Humor geht eigentlich immer – und von flach bis feingeistig ist alles dabei. Und die richtige Balance zwischen “alleinstehenden” Tweets und Antworten ist wichtig.
Was gar nicht?
Absolut nicht geht, die Inhalte anderer als seine eigenen auszugeben. Accounts, die nur Replys schreiben, aber selbst nichts Eigenes zustande bringen, kann ich schwer ernst nehmen. Aber genauso albern finde ich Twitterer, die nur auf Frontalgeschreibsel aus sind, die also nur posten, aber nicht interagieren.
Würde Tucholsky heute twittern?
Bestimmt. Und er hätte seine Freude an Memes, die ja so ein bisschen die politische Karikatur unserer Zeit sind.
Jesus?
Ja, aber er hätte nur zwölf Follower.
Mohammed?
Ja, aber ohne Fotos. Vermute ich. Wenn ich falsch liege, bitte ich Koran-Experten darum, mich zu korrigieren.

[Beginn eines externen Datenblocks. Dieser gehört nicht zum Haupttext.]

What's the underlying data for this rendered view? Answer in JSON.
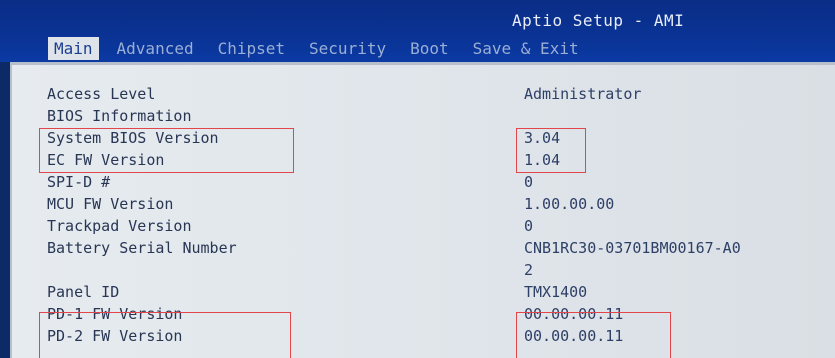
{
  "header": {
    "title": "Aptio Setup - AMI",
    "tabs": [
      "Main",
      "Advanced",
      "Chipset",
      "Security",
      "Boot",
      "Save & Exit"
    ],
    "active_tab": "Main"
  },
  "rows": [
    {
      "label": "Access Level",
      "value": "Administrator"
    },
    {
      "label": "BIOS Information",
      "value": ""
    },
    {
      "label": "System BIOS Version",
      "value": "3.04"
    },
    {
      "label": "EC FW Version",
      "value": "1.04"
    },
    {
      "label": "SPI-D #",
      "value": "0"
    },
    {
      "label": "MCU FW Version",
      "value": "1.00.00.00"
    },
    {
      "label": "Trackpad Version",
      "value": "0"
    },
    {
      "label": "Battery Serial Number",
      "value": "CNB1RC30-03701BM00167-A0"
    },
    {
      "label": "",
      "value": "2"
    },
    {
      "label": "Panel ID",
      "value": "TMX1400"
    },
    {
      "label": "PD-1 FW Version",
      "value": "00.00.00.11"
    },
    {
      "label": "PD-2 FW Version",
      "value": "00.00.00.11"
    }
  ],
  "colors": {
    "header_bg": "#0a3395",
    "panel_bg": "#e2e7ec",
    "highlight_box": "#e2454a"
  }
}
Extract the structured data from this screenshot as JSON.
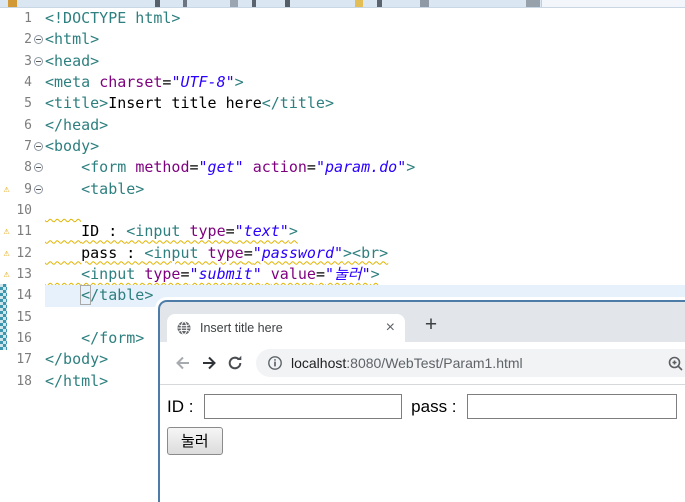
{
  "colors": {
    "tag": "#2e7f7f",
    "attr": "#7f007f",
    "value": "#2a00ff",
    "warning": "#e0b400",
    "currentLine": "#e6f1fb",
    "windowBorder": "#4d7ca8",
    "tabStrip": "#e2e5e9",
    "pill": "#f1f3f4",
    "urlDark": "#202124",
    "urlGray": "#5f6368"
  },
  "editor": {
    "lines": [
      {
        "num": "1",
        "segs": [
          [
            "tag",
            "<!DOCTYPE html>"
          ]
        ]
      },
      {
        "num": "2",
        "fold": true,
        "segs": [
          [
            "tag",
            "<html>"
          ]
        ]
      },
      {
        "num": "3",
        "fold": true,
        "segs": [
          [
            "tag",
            "<head>"
          ]
        ]
      },
      {
        "num": "4",
        "segs": [
          [
            "tag",
            "<meta "
          ],
          [
            "attr",
            "charset"
          ],
          [
            "eq",
            "="
          ],
          [
            "val",
            "\"UTF-8\""
          ],
          [
            "tag",
            ">"
          ]
        ]
      },
      {
        "num": "5",
        "segs": [
          [
            "tag",
            "<title>"
          ],
          [
            "plain",
            "Insert title here"
          ],
          [
            "tag",
            "</title>"
          ]
        ]
      },
      {
        "num": "6",
        "segs": [
          [
            "tag",
            "</head>"
          ]
        ]
      },
      {
        "num": "7",
        "fold": true,
        "segs": [
          [
            "tag",
            "<body>"
          ]
        ]
      },
      {
        "num": "8",
        "fold": true,
        "indent": 1,
        "segs": [
          [
            "tag",
            "<form "
          ],
          [
            "attr",
            "method"
          ],
          [
            "eq",
            "="
          ],
          [
            "val",
            "\"get\""
          ],
          [
            "plain",
            " "
          ],
          [
            "attr",
            "action"
          ],
          [
            "eq",
            "="
          ],
          [
            "val",
            "\"param.do\""
          ],
          [
            "tag",
            ">"
          ]
        ]
      },
      {
        "num": "9",
        "fold": true,
        "warn": true,
        "indent": 1,
        "segs": [
          [
            "tag",
            "<table>"
          ]
        ]
      },
      {
        "num": "10",
        "indent": 1,
        "squiggle": true,
        "segs": []
      },
      {
        "num": "11",
        "warn": true,
        "indent": 1,
        "squiggle": true,
        "segs": [
          [
            "plain",
            "ID : "
          ],
          [
            "tag",
            "<input "
          ],
          [
            "attr",
            "type"
          ],
          [
            "eq",
            "="
          ],
          [
            "val",
            "\"text\""
          ],
          [
            "tag",
            ">"
          ]
        ]
      },
      {
        "num": "12",
        "warn": true,
        "indent": 1,
        "squiggle": true,
        "segs": [
          [
            "plain",
            "pass : "
          ],
          [
            "tag",
            "<input "
          ],
          [
            "attr",
            "type"
          ],
          [
            "eq",
            "="
          ],
          [
            "val",
            "\"password\""
          ],
          [
            "tag",
            "><br>"
          ]
        ]
      },
      {
        "num": "13",
        "warn": true,
        "indent": 1,
        "squiggle": true,
        "segs": [
          [
            "tag",
            "<input "
          ],
          [
            "attr",
            "type"
          ],
          [
            "eq",
            "="
          ],
          [
            "val",
            "\"submit\""
          ],
          [
            "plain",
            " "
          ],
          [
            "attr",
            "value"
          ],
          [
            "eq",
            "="
          ],
          [
            "val",
            "\"눌러\""
          ],
          [
            "tag",
            ">"
          ]
        ]
      },
      {
        "num": "14",
        "indent": 1,
        "current": true,
        "segs": [
          [
            "tagbox",
            "<"
          ],
          [
            "tag",
            "/table>"
          ]
        ]
      },
      {
        "num": "15",
        "segs": []
      },
      {
        "num": "16",
        "indent": 1,
        "segs": [
          [
            "tag",
            "</form>"
          ]
        ]
      },
      {
        "num": "17",
        "segs": [
          [
            "tag",
            "</body>"
          ]
        ]
      },
      {
        "num": "18",
        "segs": [
          [
            "tag",
            "</html>"
          ]
        ]
      }
    ],
    "warning_icon": "⚠"
  },
  "browser": {
    "tab": {
      "title": "Insert title here",
      "close": "×",
      "new_tab": "+"
    },
    "url": {
      "host": "localhost",
      "rest": ":8080/WebTest/Param1.html"
    },
    "page": {
      "id_label": "ID : ",
      "pass_label": "pass : ",
      "submit_label": "눌러"
    }
  }
}
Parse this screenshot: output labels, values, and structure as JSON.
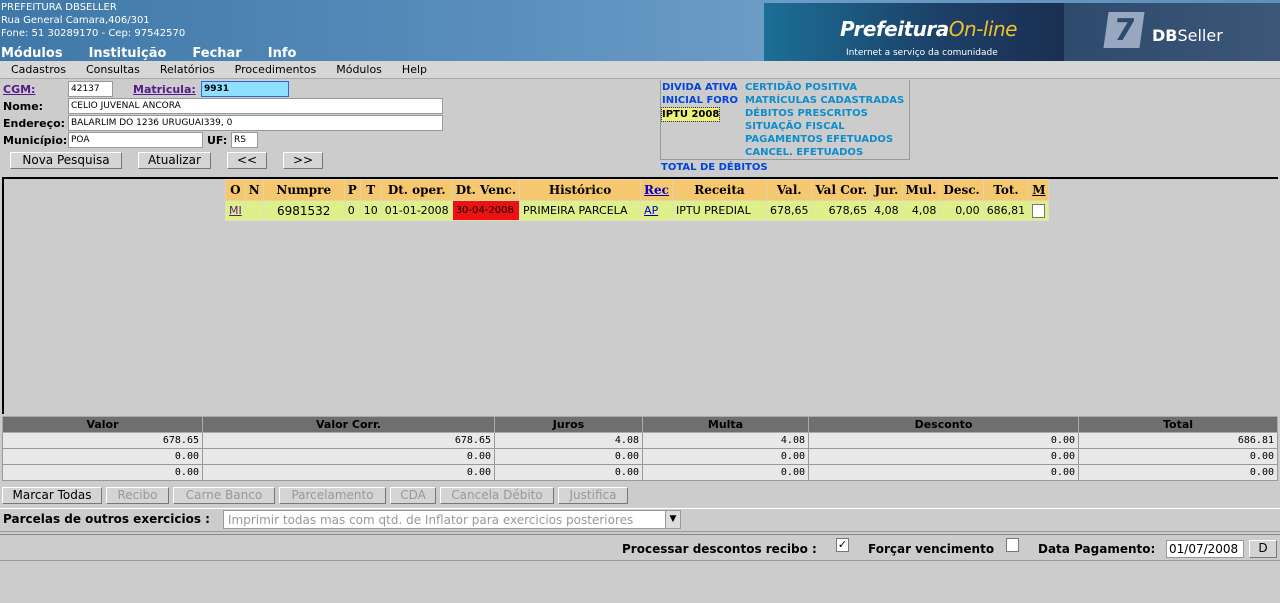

Was ist das gängigste Missverständnis über Twitter? Und was die reine Wahrheit?
Ach, das ist mir alles zu philosophisch.
Ist das ein Problem junger Journalisten: Vor lauter Machen fehlt die Reflektionsfähigkeit – weil die Aufmerksamkeitsspanne schrumpft?
Sorry, ich hab grad nicht aufgepasst. Worum ging’s nochmal?
Egal, Themenwechsel: Wie sieht der Arbeitsalltag einer Social-Media-Redakteurin aus?
Twittern und auf Facebook Beiträge schreiben. Unter anderem.
Ah. Sehr interessant. Letzte Frage, da Ihre Aufmerksamkeitsspanne erschöpft scheint: Planen Sie, eines Tages eine richtige Journalistin zu werden?
Gute Frage! Planen Sie, eines Tages einen richtigen Branchendienst zu führen?